When we first shipped AI companion voice, we optimized for what every audio team optimizes for: fluency, intelligibility, and speed. The result was a voice that read like a trained broadcaster. Clear, warm-ish, and — we learned — a little too fluent.
The fluency problem
Fluent voices are, paradoxically, harder to trust at length. They arrive too polished. They sound like someone who has rehearsed. And rehearsal is the opposite of presence.
You trust the friend who pauses mid-sentence to find the right word. You do not trust the radio announcer who never does.
So we went back and rebuilt the voice stack around three things: breath, pause, and disfluency. Not too much of any of them. Enough to feel like a person thinking.

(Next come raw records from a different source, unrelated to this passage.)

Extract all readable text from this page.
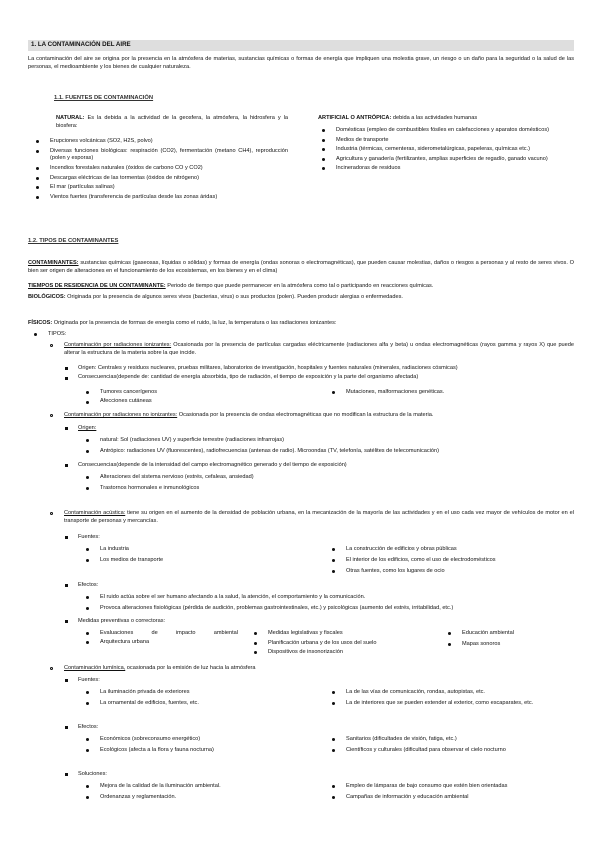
1. LA CONTAMINACIÓN DEL AIRE
La contaminación del aire se origina por la presencia en la atmósfera de materias, sustancias químicas o formas de energía que impliquen una molestia grave, un riesgo o un daño para la seguridad o la salud de las personas, el medioambiente y los bienes de cualquier naturaleza.
1.1. FUENTES DE CONTAMINACIÓN
NATURAL: Es la debida a la actividad de la geosfera, la atmósfera, la hidrosfera y la biosfera:
Erupciones volcánicas (SO2, H2S, polvo)
Diversas funciones biológicas: respiración (CO2), fermentación (metano CH4), reproducción (polen y esporas)
Incendios forestales naturales (óxidos de carbono CO y CO2)
Descargas eléctricas de las tormentas (óxidos de nitrógeno)
El mar (partículas salinas)
Vientos fuertes (transferencia de partículas desde las zonas áridas)
ARTIFICIAL O ANTRÓPICA: debida a las actividades humanas
Domésticas (empleo de combustibles fósiles en calefacciones y aparatos domésticos)
Medios de transporte
Industria (térmicas, cementeras, siderometalúrgicas, papeleras, químicas etc.)
Agricultura y ganadería (fertilizantes, amplias superficies de regadío, ganado vacuno)
Incineradoras de residuos
1.2. TIPOS DE CONTAMINANTES
CONTAMINANTES: sustancias químicas (gaseosas, líquidas o sólidas) y formas de energía (ondas sonoras o electromagnéticas), que pueden causar molestias, daños o riesgos a personas y al resto de seres vivos. O bien ser origen de alteraciones en el funcionamiento de los ecosistemas, en los bienes y en el clima)
TIEMPOS DE RESIDENCIA DE UN CONTAMINANTE: Periodo de tiempo que puede permanecer en la atmósfera como tal o participando en reacciones químicas.
BIOLÓGICOS: Originada por la presencia de algunos seres vivos (bacterias, virus) o sus productos (polen). Pueden producir alergias o enfermedades.
FÍSICOS: Originada por la presencia de formas de energía como el ruido, la luz, la temperatura o las radiaciones ionizantes:
TIPOS:
Contaminación por radiaciones ionizantes: Ocasionada por la presencia de partículas cargadas eléctricamente (radiaciones alfa y beta) u ondas electromagnéticas (rayos gamma y rayos X) que puede alterar la estructura de la materia sobre la que incide.
Origen: Centrales y residuos nucleares, pruebas militares, laboratorios de investigación, hospitales y fuentes naturales (minerales, radiaciones cósmicas)
Consecuencias(depende de: cantidad de energía absorbida, tipo de radiación, el tiempo de exposición y la parte del organismo afectada)
Tumores cancerígenos
Afecciones cutáneas
Mutaciones, malformaciones genéticas.
Contaminación por radiaciones no ionizantes: Ocasionada por la presencia de ondas electromagnéticas que no modifican la estructura de la materia.
Origen:
natural: Sol (radiaciones UV) y superficie terrestre (radiaciones infrarrojas)
Antrópico: radiaciones UV (fluorescentes), radiofrecuencias (antenas de radio). Microondas (TV, telefonía, satélites de telecomunicación)
Consecuencias(depende de la intensidad del campo electromagnético generado y del tiempo de exposición)
Alteraciones del sistema nervioso (estrés, cefaleas, ansiedad)
Trastornos hormonales e inmunológicos
Contaminación acústica: tiene su origen en el aumento de la densidad de población urbana, en la mecanización de la mayoría de las actividades y en el uso cada vez mayor de vehículos de motor en el transporte de personas y mercancías.
Fuentes:
La industria
Los medios de transporte
La construcción de edificios y obras públicas
El interior de los edificios, como el uso de electrodomésticos
Otras fuentes, como los lugares de ocio
Efectos:
El ruido actúa sobre el ser humano afectando a la salud, la atención, el comportamiento y la comunicación.
Provoca alteraciones fisiológicas (pérdida de audición, problemas gastrointestinales, etc.) y psicológicas (aumento del estrés, irritabilidad, etc.)
Medidas preventivas o correctoras:
Evaluaciones de impacto ambiental
Arquitectura urbana
Medidas legislativas y fiscales
Planificación urbana y de los usos del suelo
Dispositivos de insonorización
Educación ambiental
Mapas sonoros
Contaminación lumínica, ocasionada por la emisión de luz hacia la atmósfera
Fuentes:
La iluminación privada de exteriores
La ornamental de edificios, fuentes, etc.
La de las vías de comunicación, rondas, autopistas, etc.
La de interiores que se pueden extender al exterior, como escaparates, etc.
Efectos:
Económicos (sobreconsumo energético)
Ecológicos (afecta a la flora y fauna nocturna)
Sanitarios (dificultades de visión, fatiga, etc.)
Científicos y culturales (dificultad para observar el cielo nocturno
Soluciones:
Mejora de la calidad de la iluminación ambiental.
Ordenanzas y reglamentación.
Empleo de lámparas de bajo consumo que estén bien orientadas
Campañas de información y educación ambiental
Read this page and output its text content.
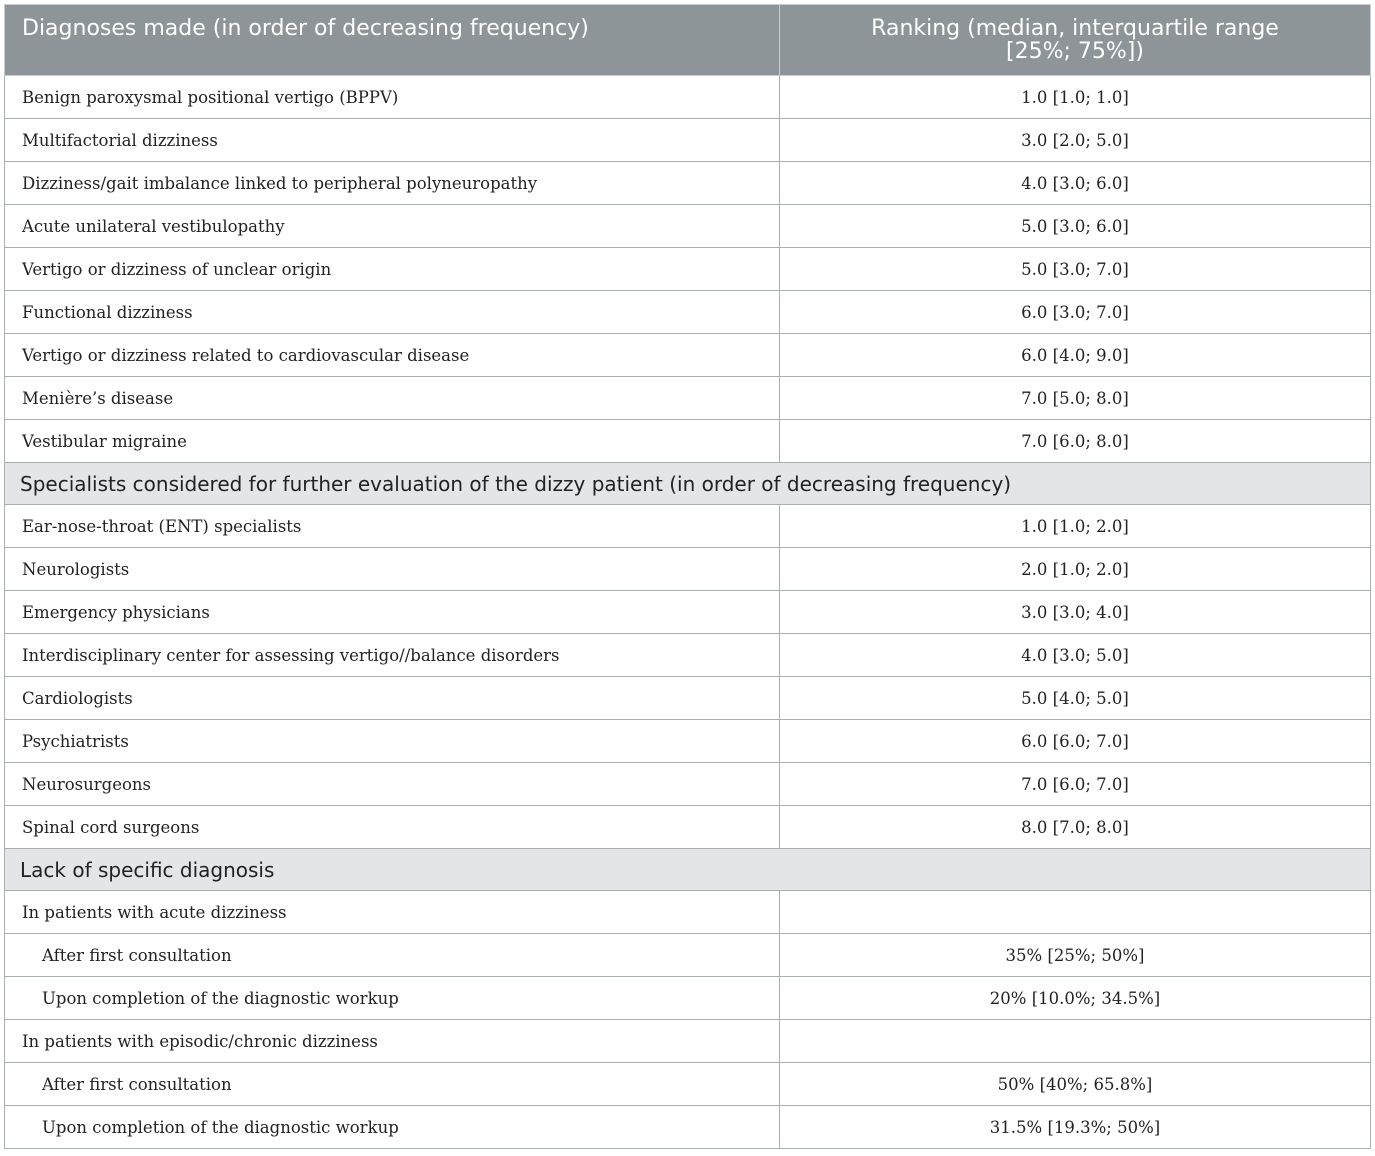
Diagnoses made (in order of decreasing frequency)	Ranking (median, interquartile range [25%; 75%])
Benign paroxysmal positional vertigo (BPPV)	1.0 [1.0; 1.0]
Multifactorial dizziness	3.0 [2.0; 5.0]
Dizziness/gait imbalance linked to peripheral polyneuropathy	4.0 [3.0; 6.0]
Acute unilateral vestibulopathy	5.0 [3.0; 6.0]
Vertigo or dizziness of unclear origin	5.0 [3.0; 7.0]
Functional dizziness	6.0 [3.0; 7.0]
Vertigo or dizziness related to cardiovascular disease	6.0 [4.0; 9.0]
Menière’s disease	7.0 [5.0; 8.0]
Vestibular migraine	7.0 [6.0; 8.0]
Specialists considered for further evaluation of the dizzy patient (in order of decreasing frequency)	
Ear-nose-throat (ENT) specialists	1.0 [1.0; 2.0]
Neurologists	2.0 [1.0; 2.0]
Emergency physicians	3.0 [3.0; 4.0]
Interdisciplinary center for assessing vertigo//balance disorders	4.0 [3.0; 5.0]
Cardiologists	5.0 [4.0; 5.0]
Psychiatrists	6.0 [6.0; 7.0]
Neurosurgeons	7.0 [6.0; 7.0]
Spinal cord surgeons	8.0 [7.0; 8.0]
Lack of specific diagnosis	
In patients with acute dizziness	
After first consultation	35% [25%; 50%]
Upon completion of the diagnostic workup	20% [10.0%; 34.5%]
In patients with episodic/chronic dizziness	
After first consultation	50% [40%; 65.8%]
Upon completion of the diagnostic workup	31.5% [19.3%; 50%]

What we changed in the AI companion voice model
The biggest structural change was the introduction of a small, learned prosody head that sits between the text model and the audio synth. It reads the incoming sentence, decides where a real person would breathe or pause, and inserts micro-timings that the synth then honors. It is, pleasingly, a tiny model — around 36M params. The gain in perceived warmth was larger than anything we got from scaling the synth itself.
What we’re still working on
Laughter, softly. Whispered emphasis. The quiet "mm-hm" of someone listening. These are harder. We’ll get there. If you’re reading this and you’ve been on voice for a while, you’ll notice it’s already a little closer than last month.